Stuttgart – Wer im Winter gerne Vögel im Garten oder am Wohnungsfenster füttert, sollte einige Regeln beachten. Aus Sicht des Vogelschutzexperten Markus Nipkow vom Naturschutzbund ist bereits das klassische Vogelhäuschen keineswegs ideal. Aufgrund der Bauweise verschmutzten die Tiere darin das Futter mit ihrem eigenen Kot, sagte er der Zeitschrift „Daheim in Deutschland“. Besser sind demnach sogenannte Futtersäulen oder Silos mit einem Trichter. Der Vorteil: Der Silo spendet immer nur so viel Nahrung, wie die Tiere brauchen. Außerdem bleibt darin das Futter trocken.

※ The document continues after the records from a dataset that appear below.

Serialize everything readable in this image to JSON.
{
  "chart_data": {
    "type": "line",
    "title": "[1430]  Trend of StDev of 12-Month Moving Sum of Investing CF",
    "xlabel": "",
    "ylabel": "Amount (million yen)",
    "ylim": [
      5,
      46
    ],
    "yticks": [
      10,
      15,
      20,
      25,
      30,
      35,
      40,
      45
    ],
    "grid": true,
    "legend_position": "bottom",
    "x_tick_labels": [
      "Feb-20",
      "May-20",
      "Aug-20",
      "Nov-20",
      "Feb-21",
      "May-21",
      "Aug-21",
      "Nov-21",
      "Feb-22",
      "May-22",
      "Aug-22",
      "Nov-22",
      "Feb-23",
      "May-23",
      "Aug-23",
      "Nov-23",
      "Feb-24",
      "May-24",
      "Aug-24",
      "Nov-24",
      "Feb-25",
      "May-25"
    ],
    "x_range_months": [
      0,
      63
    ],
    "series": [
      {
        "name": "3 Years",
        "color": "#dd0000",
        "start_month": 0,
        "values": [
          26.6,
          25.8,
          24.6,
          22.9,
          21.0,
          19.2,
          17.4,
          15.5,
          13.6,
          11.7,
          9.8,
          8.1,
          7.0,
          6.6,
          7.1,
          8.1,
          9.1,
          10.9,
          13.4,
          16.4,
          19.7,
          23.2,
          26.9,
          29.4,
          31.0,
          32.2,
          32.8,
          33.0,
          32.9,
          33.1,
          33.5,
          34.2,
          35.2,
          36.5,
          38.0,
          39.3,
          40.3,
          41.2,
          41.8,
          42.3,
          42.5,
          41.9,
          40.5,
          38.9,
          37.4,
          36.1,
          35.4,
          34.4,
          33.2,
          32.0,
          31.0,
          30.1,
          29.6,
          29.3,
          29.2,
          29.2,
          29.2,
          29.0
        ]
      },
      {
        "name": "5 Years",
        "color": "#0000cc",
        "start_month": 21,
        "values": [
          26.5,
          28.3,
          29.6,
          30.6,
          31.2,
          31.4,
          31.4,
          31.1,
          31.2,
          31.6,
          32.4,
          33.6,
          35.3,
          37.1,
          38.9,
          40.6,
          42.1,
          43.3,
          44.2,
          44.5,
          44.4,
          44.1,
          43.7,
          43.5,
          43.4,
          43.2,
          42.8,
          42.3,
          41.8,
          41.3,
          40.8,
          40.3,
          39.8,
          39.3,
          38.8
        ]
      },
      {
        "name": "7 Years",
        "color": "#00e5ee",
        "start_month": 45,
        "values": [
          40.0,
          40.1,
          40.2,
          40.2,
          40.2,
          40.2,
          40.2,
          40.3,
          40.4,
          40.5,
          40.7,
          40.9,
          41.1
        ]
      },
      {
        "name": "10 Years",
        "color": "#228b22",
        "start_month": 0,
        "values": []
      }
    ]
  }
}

Auch bei der Auswahl des Standorts und der Nahrung ist es dem Vogelschutzexperten zufolge ratsam, einige Regeln zu beachten. So sollte ein Vogelhaus nicht direkt am Fenster stehen, weil die Tiere leicht erschreckt werden und wegfliegen. Sinnvoller ist es, das Vogelhaus frei aufzustellen – damit sie es rechtzeitig bemerken, wenn sich ein Feind nähert.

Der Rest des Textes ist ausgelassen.